From RMCC to India & Back

 EXPEDITION CLUB: TO THE ENDS OF THE EARTH

There is something to be said about the rush of familiarity one experiences upon their return from an austere destination. Transitioning from the noise and chaos of India

to the duties here at RMC has served to reiterate the vast differences between Canadian and Indian cultures. It has been three days since the RMC Expedition Team returned from their trip, and the jet lag is not the only effect that the experience has had on members of the team. There are far too many notable observations and valuable lessons learned from the experience to be summed up in one article, but among the most impactful is a better understanding of how to function in unfamiliar, and often uncomfortable, situations.

As future officers in the Canadian Forces, we will often be put in scenarios that may be foreign to our previous experiences. In comparison to life at RMC, the cultural and linguistic barriers the team encountered in India were undeniably challenging. This put stress on the team’s ability to plan for and function during the trip. Despite these obstacles, the team was able to rely on teamwork and careful foresight to help anticipate many of the problems we would encounter on our journey. The skills and values that we have learned in the military have truly allowed us to put together an unforgettable experience.

Une leçon apprise est bien l’importance de connaître une, ou même deux, langues secondes. Premièrement, l’anglais et le français ont principalement été utilisés entre les membres de l’équipe et avec les différents touristes venant de partout dans le monde. Par contre, outre les deux langues officielles du Canada, les connaissances en tamoul de l’Élof Bharathi ont été d’une aide extraordinaire tout au long de l’expédition. Comme autres exemples, l’Élof Volodarets a eu la chance d’avoir de longues discussions en russe avec notre guide et l’Élof Mansour a réussi à avoir des informations utiles en parlant arabe avec un chauffeur de rickshaw. De plus, l’allemand de l’Élof Falco nous a permis de profiter au maximum de notre brève escale à Frankfurt. N’ayant pas eu ces connaissances, nous aurions probablement eu beaucoup plus de difficulté à avoir ce que nous voulions.

Some highlights of the trip include the release of newly-hatched sea turtles in Chennai and learning about the efforts of volunteers needed to secure eggs. In Pollachi, the team visited a coconut plantation for the day, during which agricultural techniques were explained. The Western Ghats, specifically the elephant training camps, had rendered the team speechless. The locals feeding and working with the elephants had no idea of the wonder that surrounded their daily lives when seen from the view point of westerners. Next the team spent a few days on the Malabar Coast near Allepey, which was the last southern destination before the team moved on to the final part of the trip in Northern India.

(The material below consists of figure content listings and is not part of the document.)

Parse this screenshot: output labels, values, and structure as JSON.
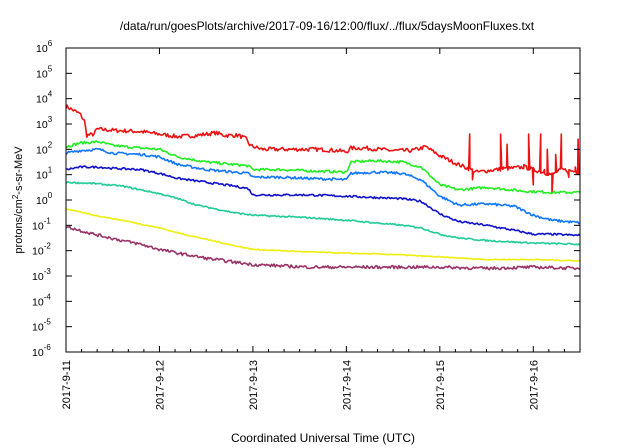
{
  "chart_data": {
    "type": "line",
    "title": "/data/run/goesPlots/archive/2017-09-16/12:00/flux/../flux/5daysMoonFluxes.txt",
    "xlabel": "Coordinated Universal Time (UTC)",
    "ylabel": {
      "prefix": "protons/cm",
      "sup": "2",
      "suffix": "-s-sr-MeV"
    },
    "yscale": "log",
    "ylim": [
      1e-06,
      1000000.0
    ],
    "xlim": [
      0,
      5.5
    ],
    "grid": false,
    "yticks": [
      {
        "base": "10",
        "exp": "-6",
        "v": -6
      },
      {
        "base": "10",
        "exp": "-5",
        "v": -5
      },
      {
        "base": "10",
        "exp": "-4",
        "v": -4
      },
      {
        "base": "10",
        "exp": "-3",
        "v": -3
      },
      {
        "base": "10",
        "exp": "-2",
        "v": -2
      },
      {
        "base": "10",
        "exp": "-1",
        "v": -1
      },
      {
        "base": "10",
        "exp": "0",
        "v": 0
      },
      {
        "base": "10",
        "exp": "1",
        "v": 1
      },
      {
        "base": "10",
        "exp": "2",
        "v": 2
      },
      {
        "base": "10",
        "exp": "3",
        "v": 3
      },
      {
        "base": "10",
        "exp": "4",
        "v": 4
      },
      {
        "base": "10",
        "exp": "5",
        "v": 5
      },
      {
        "base": "10",
        "exp": "6",
        "v": 6
      }
    ],
    "xticks": [
      {
        "label": "2017-9-11",
        "v": 0
      },
      {
        "label": "2017-9-12",
        "v": 1
      },
      {
        "label": "2017-9-13",
        "v": 2
      },
      {
        "label": "2017-9-14",
        "v": 3
      },
      {
        "label": "2017-9-15",
        "v": 4
      },
      {
        "label": "2017-9-16",
        "v": 5
      }
    ],
    "series": [
      {
        "color": "#ee1111",
        "noise": 0.08,
        "values": [
          [
            0,
            3.7
          ],
          [
            0.05,
            3.6
          ],
          [
            0.15,
            3.4
          ],
          [
            0.2,
            3.1
          ],
          [
            0.22,
            2.55
          ],
          [
            0.3,
            2.6
          ],
          [
            0.33,
            2.8
          ],
          [
            0.5,
            2.75
          ],
          [
            0.8,
            2.7
          ],
          [
            1.0,
            2.6
          ],
          [
            1.2,
            2.5
          ],
          [
            1.4,
            2.55
          ],
          [
            1.6,
            2.65
          ],
          [
            1.7,
            2.55
          ],
          [
            1.85,
            2.55
          ],
          [
            1.93,
            2.4
          ],
          [
            1.97,
            2.15
          ],
          [
            2.1,
            2.0
          ],
          [
            2.4,
            2.0
          ],
          [
            2.7,
            2.0
          ],
          [
            2.9,
            1.95
          ],
          [
            3.0,
            1.9
          ],
          [
            3.05,
            2.05
          ],
          [
            3.2,
            2.05
          ],
          [
            3.5,
            1.95
          ],
          [
            3.7,
            1.95
          ],
          [
            3.85,
            2.1
          ],
          [
            4.0,
            1.75
          ],
          [
            4.2,
            1.4
          ],
          [
            4.4,
            1.1
          ],
          [
            4.6,
            1.2
          ],
          [
            4.9,
            1.3
          ],
          [
            5.2,
            1.0
          ],
          [
            5.3,
            1.2
          ],
          [
            5.5,
            1.1
          ]
        ],
        "spikes": [
          [
            4.32,
            2.6
          ],
          [
            4.35,
            0.8
          ],
          [
            4.65,
            2.6
          ],
          [
            4.68,
            1.3
          ],
          [
            4.72,
            2.2
          ],
          [
            4.9,
            1.4
          ],
          [
            4.95,
            2.6
          ],
          [
            5.0,
            0.6
          ],
          [
            5.08,
            2.6
          ],
          [
            5.12,
            1.2
          ],
          [
            5.15,
            2.0
          ],
          [
            5.2,
            0.3
          ],
          [
            5.24,
            1.8
          ],
          [
            5.3,
            2.6
          ],
          [
            5.38,
            0.9
          ],
          [
            5.45,
            1.3
          ],
          [
            5.48,
            2.4
          ],
          [
            5.5,
            1.0
          ]
        ]
      },
      {
        "color": "#22ee22",
        "noise": 0.05,
        "values": [
          [
            0,
            2.1
          ],
          [
            0.15,
            2.25
          ],
          [
            0.35,
            2.3
          ],
          [
            0.5,
            2.15
          ],
          [
            0.8,
            2.05
          ],
          [
            1.0,
            2.0
          ],
          [
            1.2,
            1.7
          ],
          [
            1.5,
            1.5
          ],
          [
            1.8,
            1.4
          ],
          [
            1.95,
            1.35
          ],
          [
            2.0,
            1.2
          ],
          [
            2.3,
            1.2
          ],
          [
            2.6,
            1.15
          ],
          [
            3.0,
            1.1
          ],
          [
            3.05,
            1.5
          ],
          [
            3.3,
            1.55
          ],
          [
            3.6,
            1.5
          ],
          [
            3.8,
            1.3
          ],
          [
            4.0,
            0.6
          ],
          [
            4.2,
            0.4
          ],
          [
            4.5,
            0.5
          ],
          [
            4.9,
            0.35
          ],
          [
            5.2,
            0.3
          ],
          [
            5.5,
            0.3
          ]
        ]
      },
      {
        "color": "#1177ff",
        "noise": 0.05,
        "values": [
          [
            0,
            1.85
          ],
          [
            0.15,
            1.95
          ],
          [
            0.35,
            2.0
          ],
          [
            0.5,
            1.85
          ],
          [
            0.8,
            1.8
          ],
          [
            1.0,
            1.7
          ],
          [
            1.2,
            1.4
          ],
          [
            1.5,
            1.2
          ],
          [
            1.8,
            1.1
          ],
          [
            1.95,
            1.05
          ],
          [
            2.0,
            0.9
          ],
          [
            2.3,
            0.9
          ],
          [
            2.6,
            0.85
          ],
          [
            3.0,
            0.8
          ],
          [
            3.05,
            1.05
          ],
          [
            3.3,
            1.1
          ],
          [
            3.6,
            1.05
          ],
          [
            3.8,
            0.8
          ],
          [
            4.0,
            0.15
          ],
          [
            4.2,
            -0.2
          ],
          [
            4.5,
            -0.15
          ],
          [
            4.8,
            -0.25
          ],
          [
            5.0,
            -0.6
          ],
          [
            5.2,
            -0.8
          ],
          [
            5.5,
            -0.9
          ]
        ]
      },
      {
        "color": "#1111cc",
        "noise": 0.04,
        "values": [
          [
            0,
            1.2
          ],
          [
            0.15,
            1.3
          ],
          [
            0.35,
            1.3
          ],
          [
            0.5,
            1.25
          ],
          [
            0.8,
            1.2
          ],
          [
            1.0,
            1.05
          ],
          [
            1.2,
            0.85
          ],
          [
            1.5,
            0.7
          ],
          [
            1.8,
            0.55
          ],
          [
            1.95,
            0.45
          ],
          [
            2.0,
            0.2
          ],
          [
            2.3,
            0.2
          ],
          [
            2.6,
            0.2
          ],
          [
            3.0,
            0.15
          ],
          [
            3.3,
            0.1
          ],
          [
            3.6,
            0.05
          ],
          [
            3.8,
            -0.05
          ],
          [
            4.0,
            -0.55
          ],
          [
            4.2,
            -0.85
          ],
          [
            4.5,
            -1.0
          ],
          [
            4.8,
            -1.2
          ],
          [
            5.0,
            -1.35
          ],
          [
            5.2,
            -1.35
          ],
          [
            5.5,
            -1.4
          ]
        ]
      },
      {
        "color": "#22cc99",
        "noise": 0.03,
        "values": [
          [
            0,
            0.7
          ],
          [
            0.3,
            0.65
          ],
          [
            0.6,
            0.55
          ],
          [
            0.8,
            0.4
          ],
          [
            1.0,
            0.25
          ],
          [
            1.2,
            0.05
          ],
          [
            1.4,
            -0.2
          ],
          [
            1.6,
            -0.35
          ],
          [
            1.8,
            -0.5
          ],
          [
            2.0,
            -0.6
          ],
          [
            2.3,
            -0.65
          ],
          [
            2.6,
            -0.7
          ],
          [
            3.0,
            -0.8
          ],
          [
            3.3,
            -0.9
          ],
          [
            3.6,
            -1.0
          ],
          [
            3.8,
            -1.1
          ],
          [
            4.0,
            -1.35
          ],
          [
            4.2,
            -1.5
          ],
          [
            4.5,
            -1.6
          ],
          [
            5.0,
            -1.7
          ],
          [
            5.5,
            -1.75
          ]
        ]
      },
      {
        "color": "#eeee11",
        "noise": 0.02,
        "values": [
          [
            0,
            -0.35
          ],
          [
            0.3,
            -0.6
          ],
          [
            0.6,
            -0.8
          ],
          [
            0.8,
            -0.95
          ],
          [
            1.0,
            -1.1
          ],
          [
            1.2,
            -1.3
          ],
          [
            1.5,
            -1.55
          ],
          [
            1.8,
            -1.8
          ],
          [
            2.0,
            -1.95
          ],
          [
            2.3,
            -2.0
          ],
          [
            2.6,
            -2.05
          ],
          [
            3.0,
            -2.1
          ],
          [
            3.5,
            -2.15
          ],
          [
            4.0,
            -2.25
          ],
          [
            4.5,
            -2.35
          ],
          [
            5.0,
            -2.35
          ],
          [
            5.5,
            -2.4
          ]
        ]
      },
      {
        "color": "#993366",
        "noise": 0.06,
        "values": [
          [
            0,
            -1.05
          ],
          [
            0.3,
            -1.35
          ],
          [
            0.6,
            -1.6
          ],
          [
            0.8,
            -1.75
          ],
          [
            1.0,
            -1.95
          ],
          [
            1.2,
            -2.1
          ],
          [
            1.5,
            -2.3
          ],
          [
            1.8,
            -2.45
          ],
          [
            2.0,
            -2.55
          ],
          [
            2.3,
            -2.6
          ],
          [
            2.6,
            -2.65
          ],
          [
            3.0,
            -2.65
          ],
          [
            3.5,
            -2.65
          ],
          [
            4.0,
            -2.65
          ],
          [
            4.5,
            -2.7
          ],
          [
            5.0,
            -2.65
          ],
          [
            5.5,
            -2.7
          ]
        ]
      }
    ]
  }
}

Of course the Taj Mahal, and all other architecturally significant structures reflected the importance of religion in the Indian culture. The team ignited the curiosity of the locals wherever they went, therefore interaction came easily and often.

It will be these experiences that the team will hold most dearly in memory for it was these interactions that underscored the disparity of wealth that exists throughout the country. Being heckled by beggars and shopkeepers has allowed us to understand the continuous struggle of families in India and throughout the developing world to make ends meet. The observation of poverty has been one of the most important experiences the team has shared over the course of the expedition.

“It feels like a very long journey ago that the team set out on our first adventures in Chennai. Many of the things we saw there for the first time would recur throughout our two weeks. The expedition to India brought to life many of the realities that we learned about in our research prior to the trip: it’s one thing to read about what it’s like in India, and another to experience it ourselves.” –OCdt Mitchell Binding II

Lastly, the 2013 India Expedition Team would like to take this opportunity to thank the RMC Foundation for their financial support in making this expedition possible. We hope that future expeditions are continued to be supported by the College, the ex-cadets and the Foundation so that future generations of cadets can benefit from experiences and opportunities that we have learned so much from.